淡々と返す蕾は、近くの映画館のサイトで上映作品一覧を検索する指を唐突に止める。

蕾(はあっっっっっ!!!)

両目と口を全開にした蕾は、反射的に投げ出してしまいそうになったスマホを両手で持ち直す。画面上にはアイドリズムプリンスの劇場版の作品案内が、きらびやかなキービジュアルと共に表示されている。

蕾(そっか、来月にはアイドリ初の映画公開してるんだ……!リアルタイムで作品を追えるこの喜び!これを多幸感と言わずしてなんと言う!?)

心の中で発動させたオタクモードがニヤけとしてやや外に漏れ出てしまっている蕾のスマホの画面を、こころが不思議そうに覗き込もうとする。

こころ「なんかいいことでもあった?」
蕾「なッなんでも!」

光の如き速度で画面をスクロールして証拠隠滅を図る蕾に、こころは「急に暴れるじゃん」と小さくツッコむ。

◯学校から家までの帰路
人の行き交う駅前を1人で歩く蕾は、くうっと顔を歪める。

蕾(やってしまった、絶対こころに変な子だと思われた・・・…)

力なく足を前に進める蕾は、公園のベンチに座って小学校中学年ぐらいの男の子2人が頭を突きつけ合って愉快そうにカードゲームをしている横を通り過ぎる。

男子①「見ろよこのカードちょーカッコよくね?」
男子②「わー!なんていうキャラクター!?」

眩いばかりのあどけない笑顔にふとあることに気付く蕾。

蕾(好きなことを好きだと胸を張って言うこと。小学生でもできる簡単な所業がなぜ私にはできないのか。大切な友達にすら素直になれない己の臆病で脆弱なメンタルが心底嫌になる。あーもう可愛くない奴だなぁほんと!)

鬱々としかける気分を振り払うようにグルングルンと首を回す蕾の視界に1軒のゲームセンターが入り込む。自動ドアの先にそびえ立つクレーンゲームの景品に、蕾は瞬発的に食いつく。迷わず入店した蕾は一台の機械にベタリと張り付く。

蕾「え、えー、えー!?」

歓喜と困惑の入り混じった声を上げる蕾の視線は、景品として積まれているアイドリのキャラクター達の手のひらサイズのぬいぐるみに注がれている。

蕾(碧くんもいるじゃん~!てかみんな再現度高っ!!)

一応360度見渡し周囲に知人がいないことを確認した蕾は、躊躇うことなく機械にお金を入れ、アームを操作する。しかし、何度やってもアームは色とりどりの山に掠るだけで1つも出口まで運んできてくれない。

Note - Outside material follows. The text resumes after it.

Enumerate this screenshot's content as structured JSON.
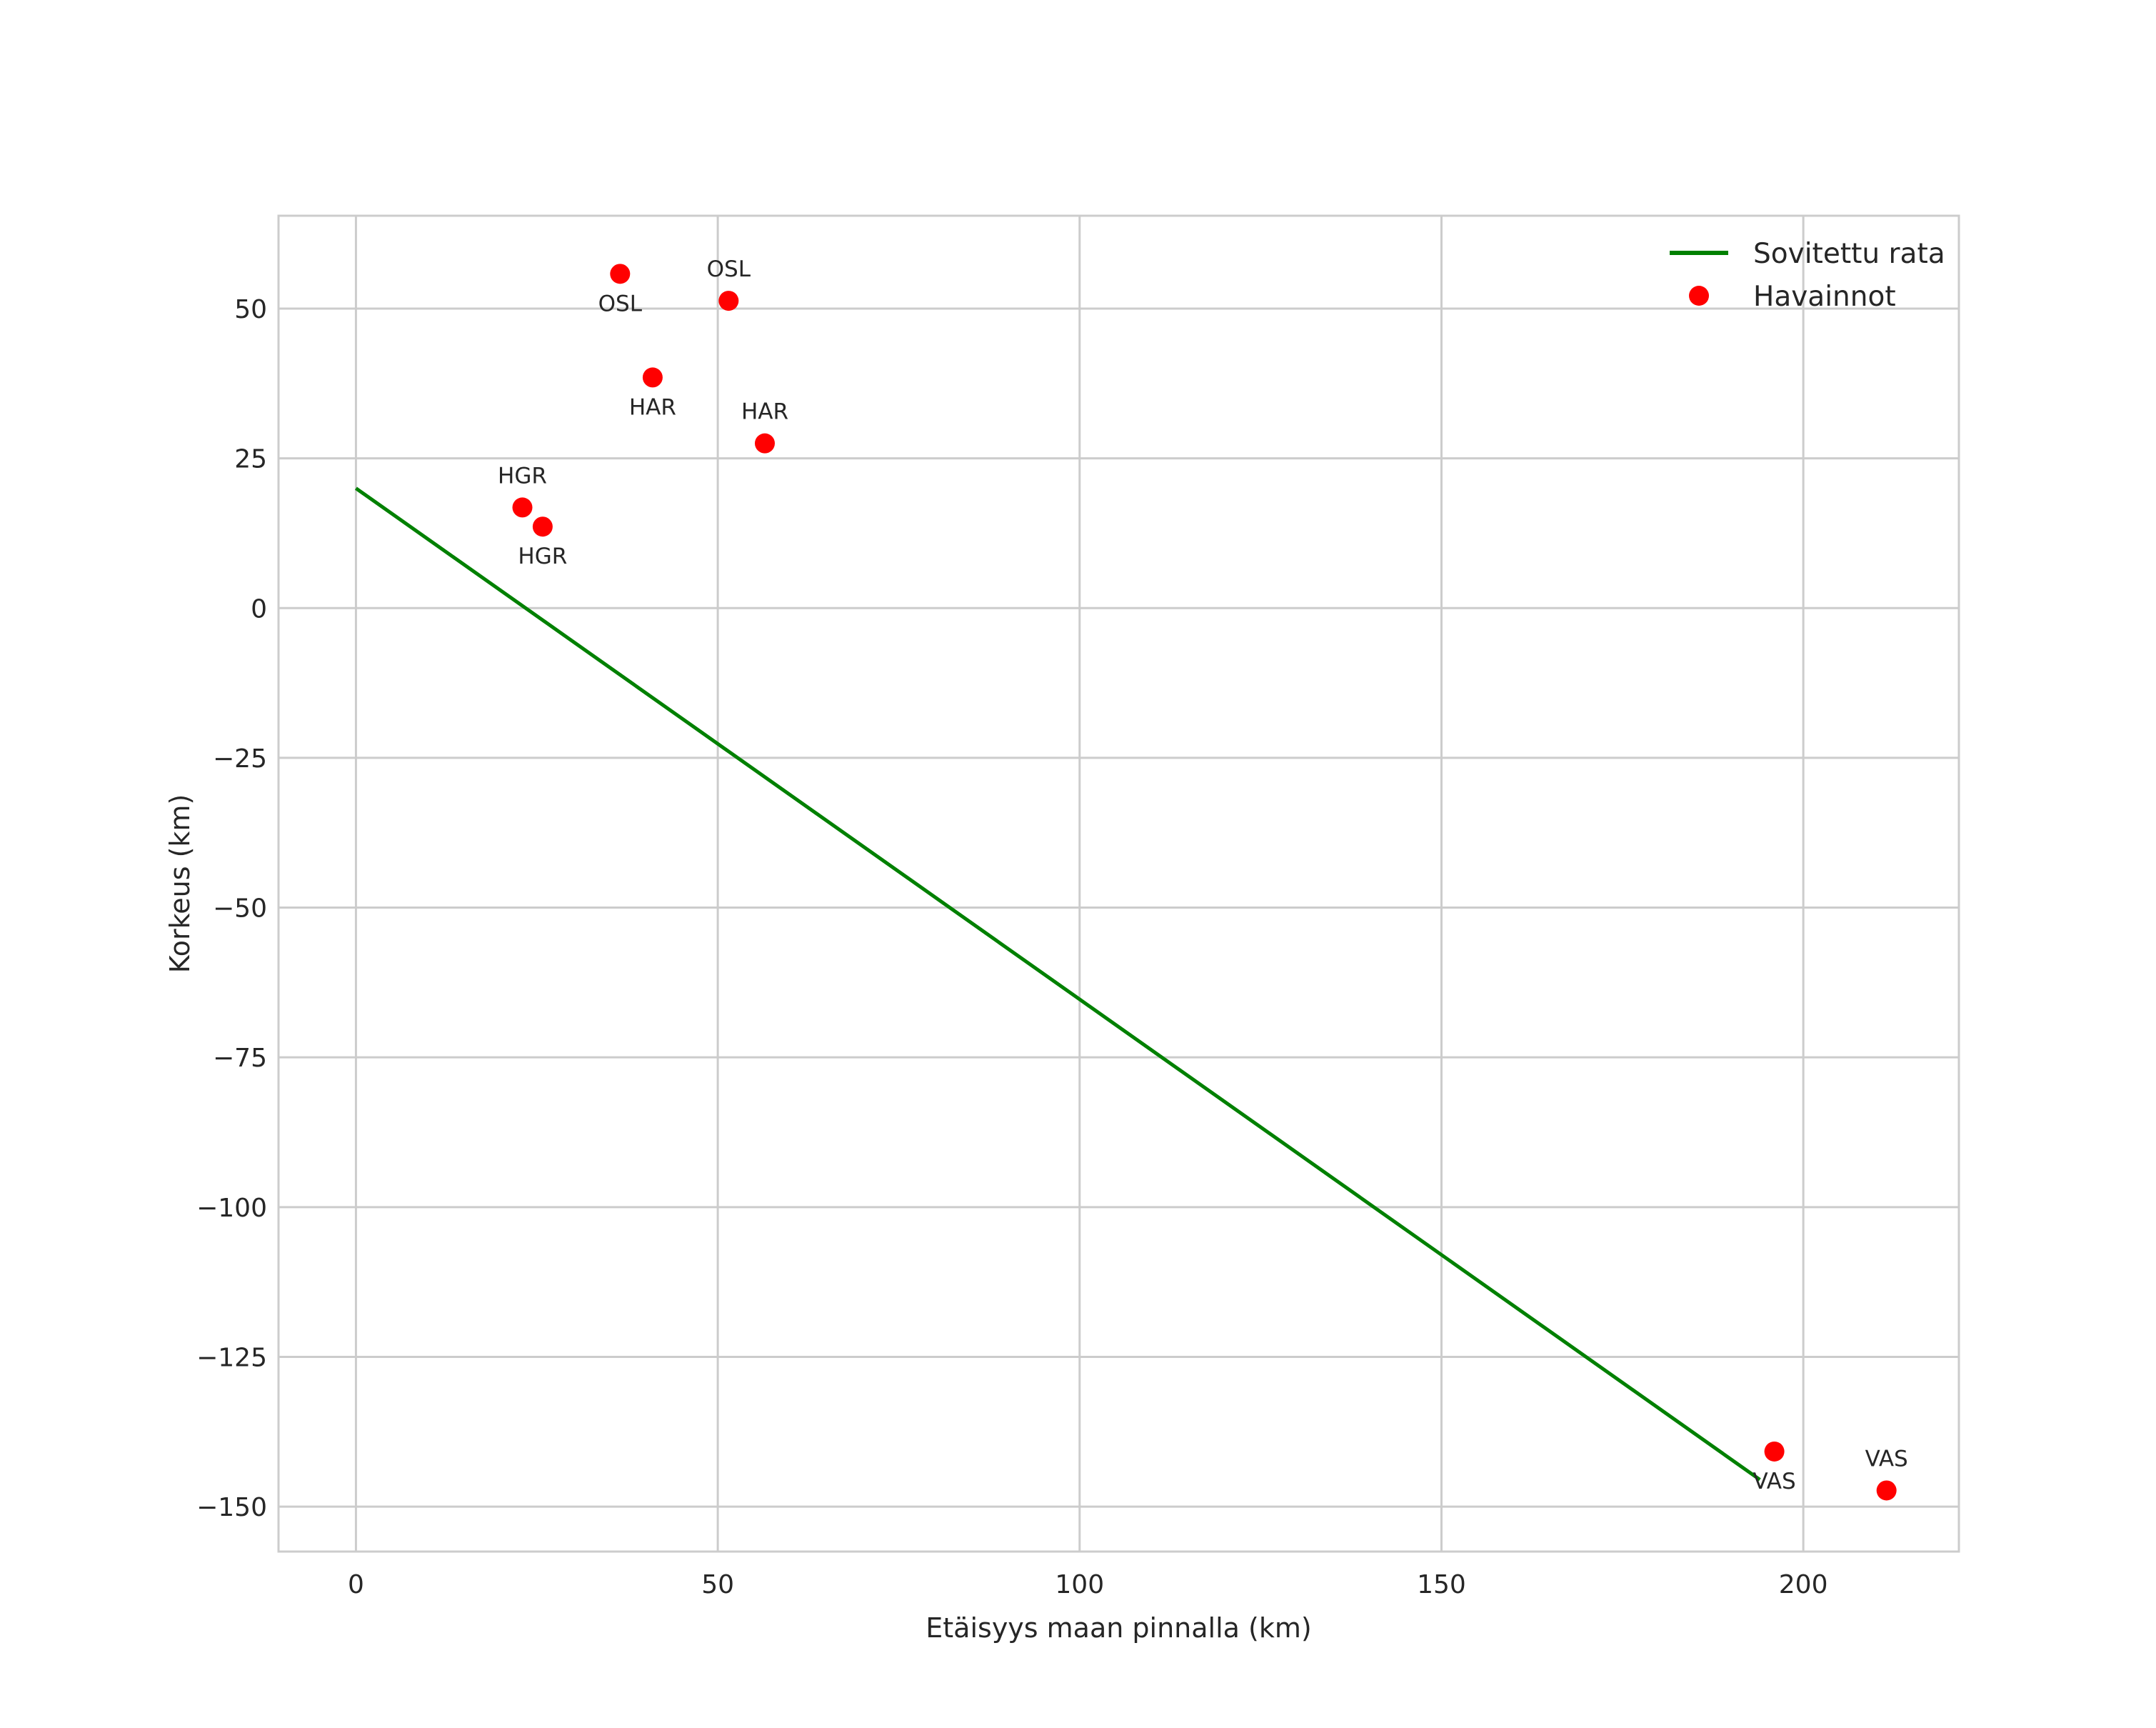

蕾(興奮のあまり忘れてた……自分が極度の不器用であるというを揺るがぬ事実をっ!)

レバーにしがみついて絶望する蕾の背後に不意に人が現れる。

明「うおっ」
蕾「あ、明……って!!」

見慣れた幼馴染の後ろから顔を出す原仲の存在に気付いた蕾は慌てて機械から飛び退く。

原仲「えーと朝比奈姉妹の……どっちだっけ?」
明「姉の方。蕾、こんなところで何してんの?」
蕾「んえーっとそのー」
蕾(とりあえずよく知らん人に暴露はできまいっ)
蕾「あっあの景品が可愛いなって思って見てただけ!それじゃ!」

お目当てのクレーンゲームとは真反対の方向を指差して逃げるように店から出ていく蕾。取り残された2人は蕾が指し示した方向へ目をやる。そこには巨大おつまみセットが設置された機械が。

原仲「ビーフジャーキが可愛いって、独特の審美眼持ってんねあの子」
明「んー……」

釈然としない表情の明はアイドリの機械にふと気が付くと、「あ」と小さく声を漏らす。